As someone that has raised cattle, hogs and chickens; grown vegetables as a cash crop; and participated in the commodities market it is obvious to me that you don’t have a clue about what is required to be a common laborer “on the farm.”
I could take your average retail or hospitality worker and have them dead of a heat stroke within an hour. That is if I could get any of them to show up for work. And I know from my own experience that getting them to show up is usually impossible. When someone tells you that “there are jobs Americans just won’t do” believe them. I know for a fact it’s true.
All I know is 2X a month all the stores have big pork sales and the trucks and the pork come from Canada.
Being in MI and close to Canada may have something to do with it.
Are you going to give a soybean or pig farmer money to get them through this tough time?

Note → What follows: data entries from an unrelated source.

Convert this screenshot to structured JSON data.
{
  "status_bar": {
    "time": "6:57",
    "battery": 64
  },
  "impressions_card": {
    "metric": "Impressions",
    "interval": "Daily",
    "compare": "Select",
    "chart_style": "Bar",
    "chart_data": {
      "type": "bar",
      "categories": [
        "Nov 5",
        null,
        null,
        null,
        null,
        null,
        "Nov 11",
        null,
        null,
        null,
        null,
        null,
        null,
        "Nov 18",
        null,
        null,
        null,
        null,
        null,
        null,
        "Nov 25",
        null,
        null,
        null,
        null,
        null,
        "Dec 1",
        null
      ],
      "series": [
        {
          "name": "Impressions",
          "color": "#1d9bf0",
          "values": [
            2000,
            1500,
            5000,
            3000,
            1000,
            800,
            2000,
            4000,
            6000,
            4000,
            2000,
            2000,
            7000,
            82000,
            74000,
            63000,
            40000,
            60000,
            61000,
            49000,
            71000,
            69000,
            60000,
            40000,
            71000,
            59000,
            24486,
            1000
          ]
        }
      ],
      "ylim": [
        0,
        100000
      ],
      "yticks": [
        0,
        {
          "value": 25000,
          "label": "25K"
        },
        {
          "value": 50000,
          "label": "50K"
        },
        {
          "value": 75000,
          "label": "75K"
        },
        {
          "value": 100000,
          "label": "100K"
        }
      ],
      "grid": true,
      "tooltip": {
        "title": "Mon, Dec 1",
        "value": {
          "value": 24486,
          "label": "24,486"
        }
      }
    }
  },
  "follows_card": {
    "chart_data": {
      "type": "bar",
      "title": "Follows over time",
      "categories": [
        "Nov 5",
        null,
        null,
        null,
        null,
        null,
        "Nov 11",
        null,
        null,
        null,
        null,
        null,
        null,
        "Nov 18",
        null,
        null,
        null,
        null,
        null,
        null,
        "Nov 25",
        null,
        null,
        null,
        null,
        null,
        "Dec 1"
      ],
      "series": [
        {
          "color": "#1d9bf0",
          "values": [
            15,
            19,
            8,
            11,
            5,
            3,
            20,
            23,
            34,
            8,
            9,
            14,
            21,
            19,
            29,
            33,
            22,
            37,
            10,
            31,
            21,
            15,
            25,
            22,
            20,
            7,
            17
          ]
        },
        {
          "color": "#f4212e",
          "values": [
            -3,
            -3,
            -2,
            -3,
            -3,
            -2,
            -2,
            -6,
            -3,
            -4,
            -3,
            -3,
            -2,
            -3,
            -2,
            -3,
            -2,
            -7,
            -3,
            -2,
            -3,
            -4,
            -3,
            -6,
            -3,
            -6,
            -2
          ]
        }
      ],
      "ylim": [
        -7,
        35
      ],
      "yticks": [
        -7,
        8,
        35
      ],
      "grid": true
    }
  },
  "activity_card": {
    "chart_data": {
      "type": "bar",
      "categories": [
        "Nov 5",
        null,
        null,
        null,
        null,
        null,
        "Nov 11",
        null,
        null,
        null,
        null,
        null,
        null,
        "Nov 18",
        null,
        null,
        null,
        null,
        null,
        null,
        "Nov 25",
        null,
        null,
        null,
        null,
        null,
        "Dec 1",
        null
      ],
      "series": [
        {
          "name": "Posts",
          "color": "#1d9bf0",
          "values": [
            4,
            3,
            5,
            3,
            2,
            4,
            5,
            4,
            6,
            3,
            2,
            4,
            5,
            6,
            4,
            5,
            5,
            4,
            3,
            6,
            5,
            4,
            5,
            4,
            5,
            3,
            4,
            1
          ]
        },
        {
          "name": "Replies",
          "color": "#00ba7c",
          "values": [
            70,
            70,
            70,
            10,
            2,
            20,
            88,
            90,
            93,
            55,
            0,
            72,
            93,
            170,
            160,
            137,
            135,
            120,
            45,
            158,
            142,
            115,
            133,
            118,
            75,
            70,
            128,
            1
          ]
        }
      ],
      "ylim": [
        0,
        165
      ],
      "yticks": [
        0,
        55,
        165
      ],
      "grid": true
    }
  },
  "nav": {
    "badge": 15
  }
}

I mean you personally. Because the farmers are directly losing their own money. Maybe you should suffer some temporary pain and get your cash over to somebody who is suffering as well. Thanks for doing your part.
Take it up with President Trump. It was his statement.
And it seems he is opening the credit facility for them to tide them over.
I do know that if a business made their bed with China, they knew one day there would be a bill for that. And if they didn’t know that, they are stupid.
Yes, at $3-7/hr, that is correct. And there are plenty of people who don’t want manual labor or work in the sun. But the people working landscaping and (low skilled) construction for $10-30/hr (and there are millions) are the same people that could work the farm and many people in retail/restaurants/hospitality would gladly swap an $9/hr job as a cashier/dishwasher/etc for $15/hr FT working on a farm (certainly not, or even a majority).
If the U.S. produces X million tons of an agricultural product annually, and currently ships 20% of it overseas to foreign buyers, are you suggesting that there will still be the same level of activity among supporting industries if that 20% disappears or is scaled back dramatically?